Il tribunale dice no alla trascrizione dell'unione civile di Paola Concia e Ricarda Trautmann

Paola Concia su Blogo in diretta ospite di Antonello Piroso

La prima sezione civile del tribunale di Roma ha rigettato la richiesta di trascrizione dell'unione civile celebrata in Germania tra Paola Concia e Ricarda Trautmann. Concia, impegnata in campagna elettorale, ha così commentato:

Me lo aspettavo? Non tanto. Mi aspettavo, ci aspettavamo, che tenessero in conto tutte le sentenze della Corte costituzionale e della Cassazione, che soppesassero il fatto che siamo in Europa e che mia moglie è tedesca e io l'ho sposata lì.

Paola Concia ha annunciato che farà ricordo alla Corte Europea dei Diritti dell'Uomo e spiegherà i motivi di tale ricorso durante una conferenza stampa prevista per mercoledì pomeriggio a Montecitorio.

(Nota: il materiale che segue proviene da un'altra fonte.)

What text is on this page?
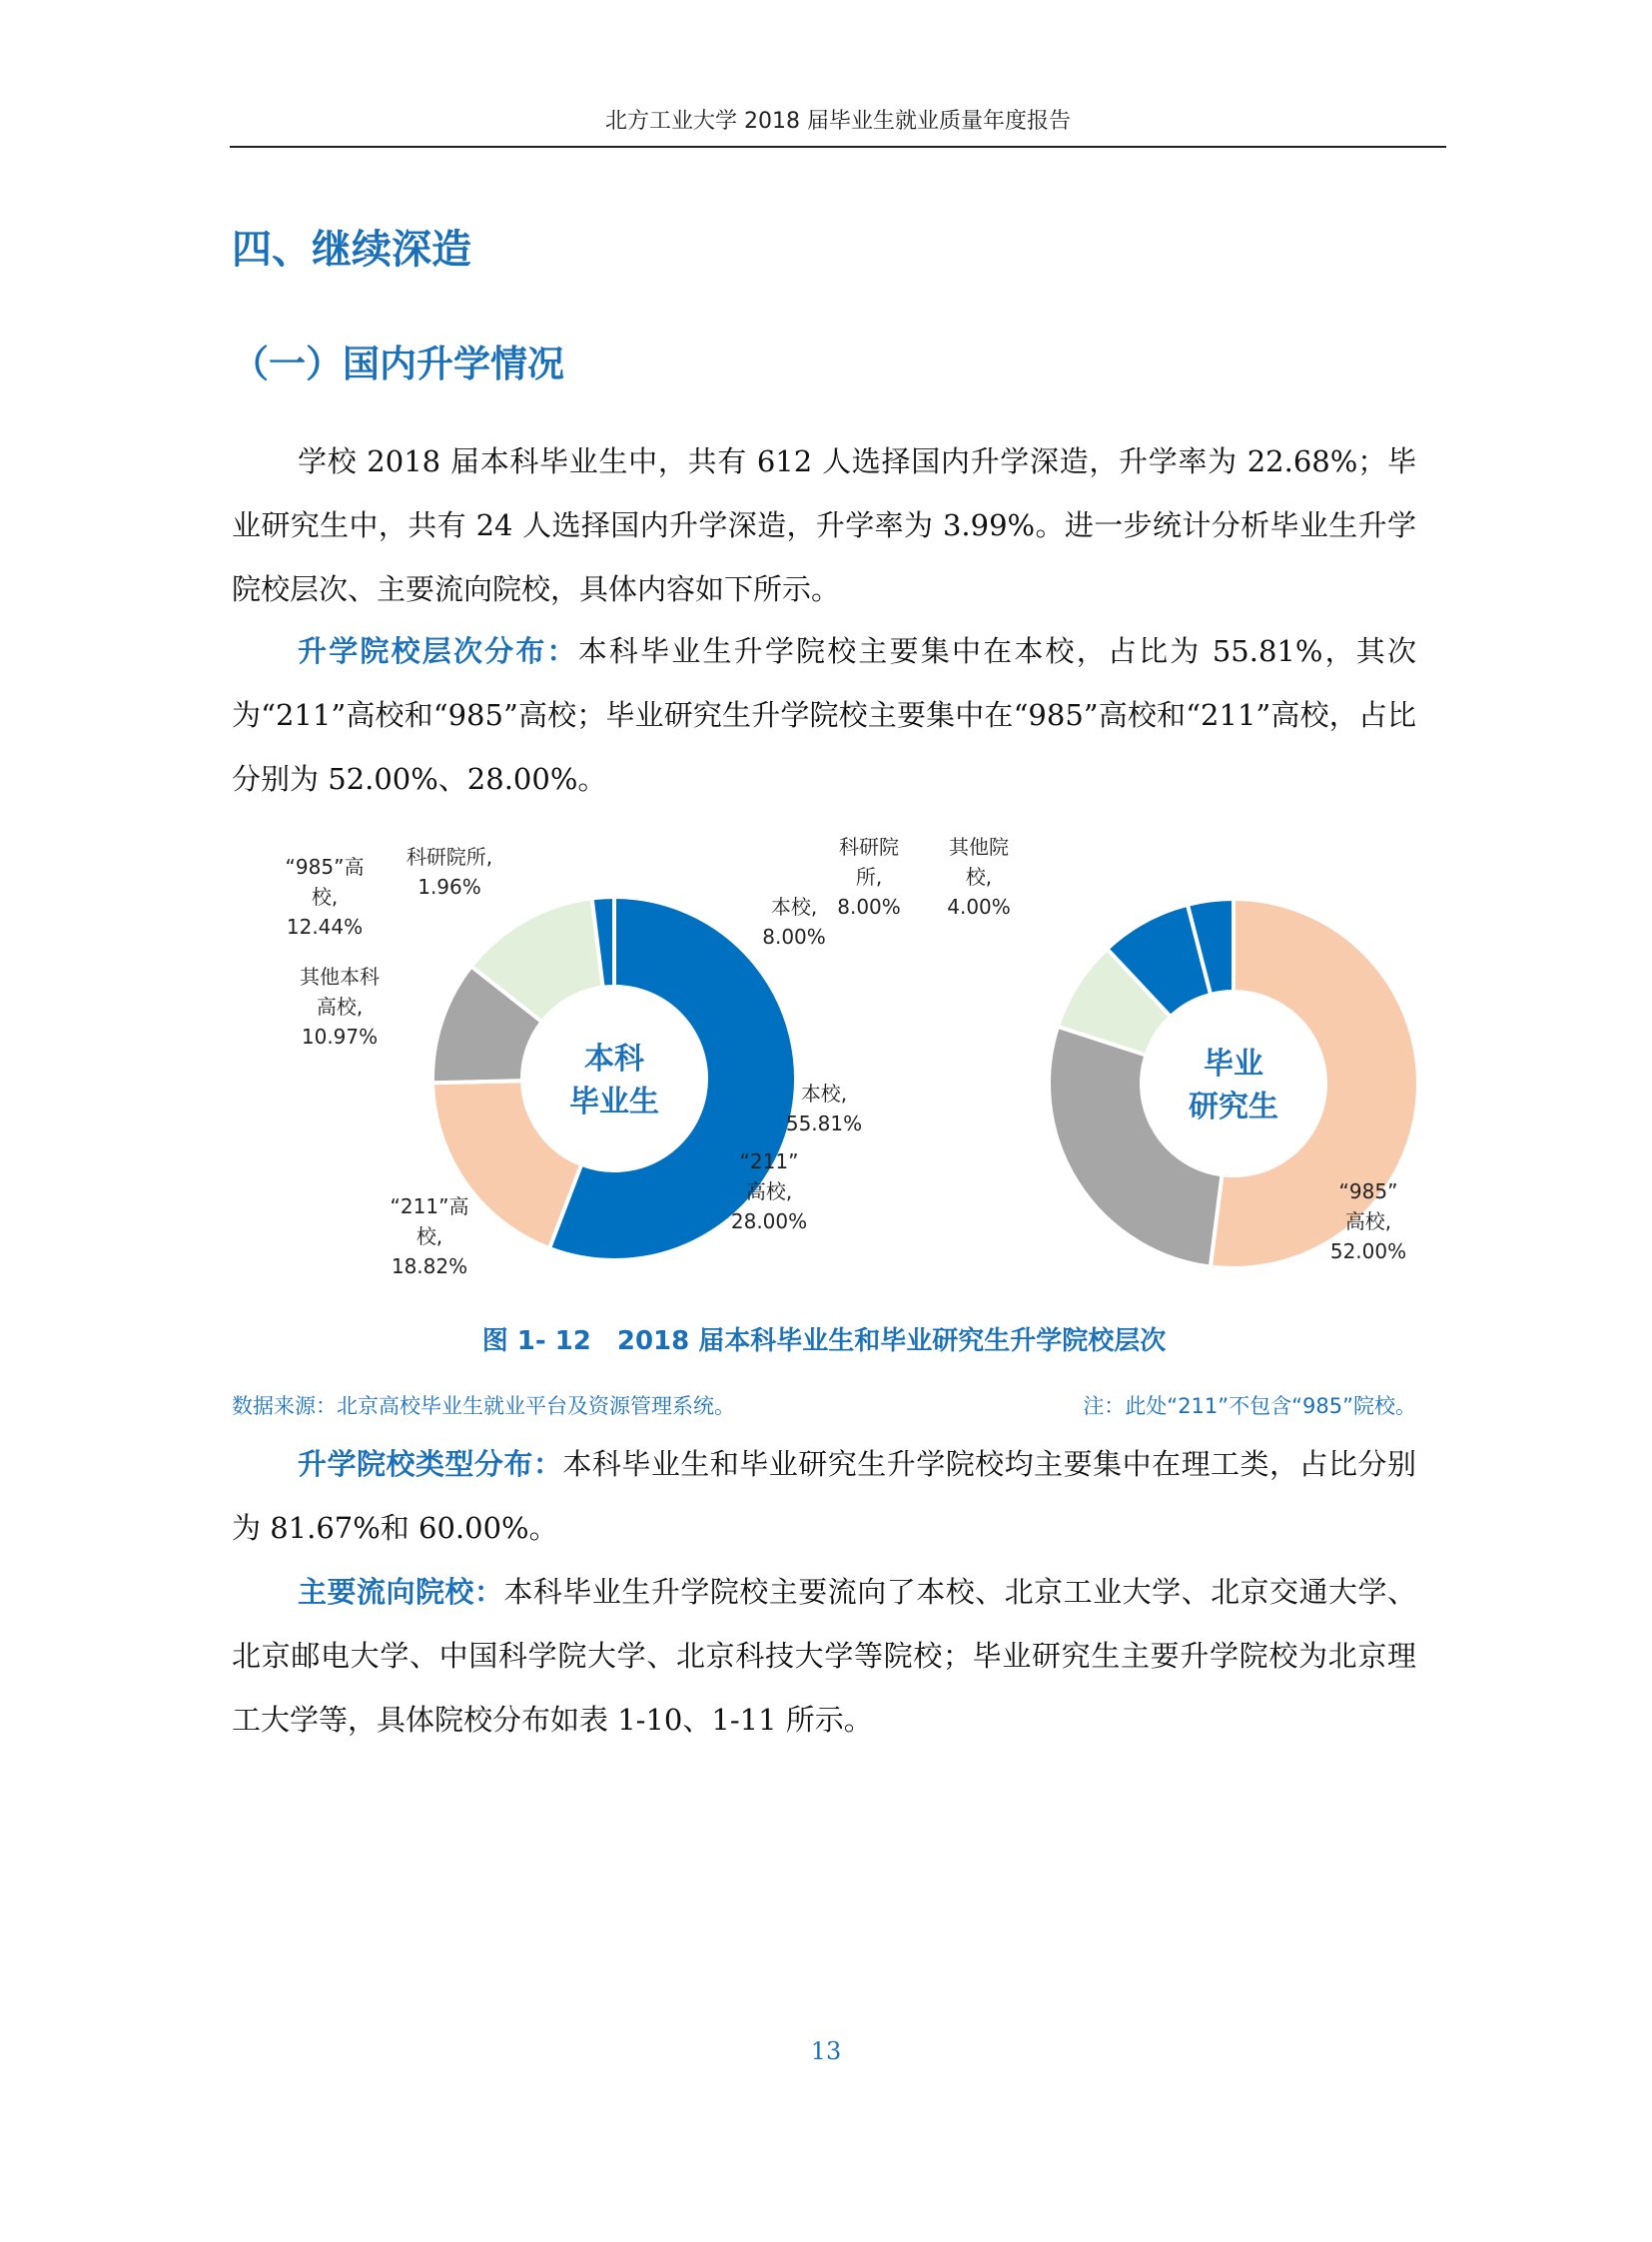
北方工业大学 2018 届毕业生就业质量年度报告
四、继续深造
（一）国内升学情况

学校 2018 届本科毕业生中，共有 612 人选择国内升学深造，升学率为 22.68%；毕业研究生中，共有 24 人选择国内升学深造，升学率为 3.99%。进一步统计分析毕业生升学院校层次、主要流向院校，具体内容如下所示。

升学院校层次分布：本科毕业生升学院校主要集中在本校，占比为 55.81%，其次为“211”高校和“985”高校；毕业研究生升学院校主要集中在“985”高校和“211”高校，占比分别为 52.00%、28.00%。

本校, 55.81%
“211”高校, 18.82%
其他本科高校, 10.97%
“985”高校, 12.44%
科研院所, 1.96%
本科
毕业生
“985”高校, 52.00%
“211”高校, 28.00%
本校, 8.00%
科研院所, 8.00%
其他院校, 4.00%
毕业
研究生
图 1- 12　2018 届本科毕业生和毕业研究生升学院校层次
数据来源：北京高校毕业生就业平台及资源管理系统。	注：此处“211”不包含“985”院校。

升学院校类型分布：本科毕业生和毕业研究生升学院校均主要集中在理工类，占比分别为 81.67%和 60.00%。

主要流向院校：本科毕业生升学院校主要流向了本校、北京工业大学、北京交通大学、北京邮电大学、中国科学院大学、北京科技大学等院校；毕业研究生主要升学院校为北京理工大学等，具体院校分布如表 1-10、1-11 所示。

13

Io quello che sinceramente non riesco a capire è perché Paola Concia continui a dire di essere sposata, continui a parlare di Ricarda come sua moglie e chieda la trascrizione del matrimonio. Paola e Ricarda sono unite civilmente e in Germania non esiste il matrimonio ugualitario. Concia dice sempre che la funzionaria civile che ha registrato l'unione ha parlato di matrimonio, ma questo non è un argomento valido. Perché si continua a giocare su questo aspetto che non è certamente secondario? Continuando a ripetere di essere sposata in Germania, Paola Concia vuol forse farci credere che le unioni civili alla tedesca proposte da Bersani siano un matrimonio? Non lo sono: si tratta di unioni ghetto, in quanto rivolte solo a una parte della popolazione. Vogliamo parlare di unioni civli? Bene! Che siano aperte a tutti e non solo a una parte.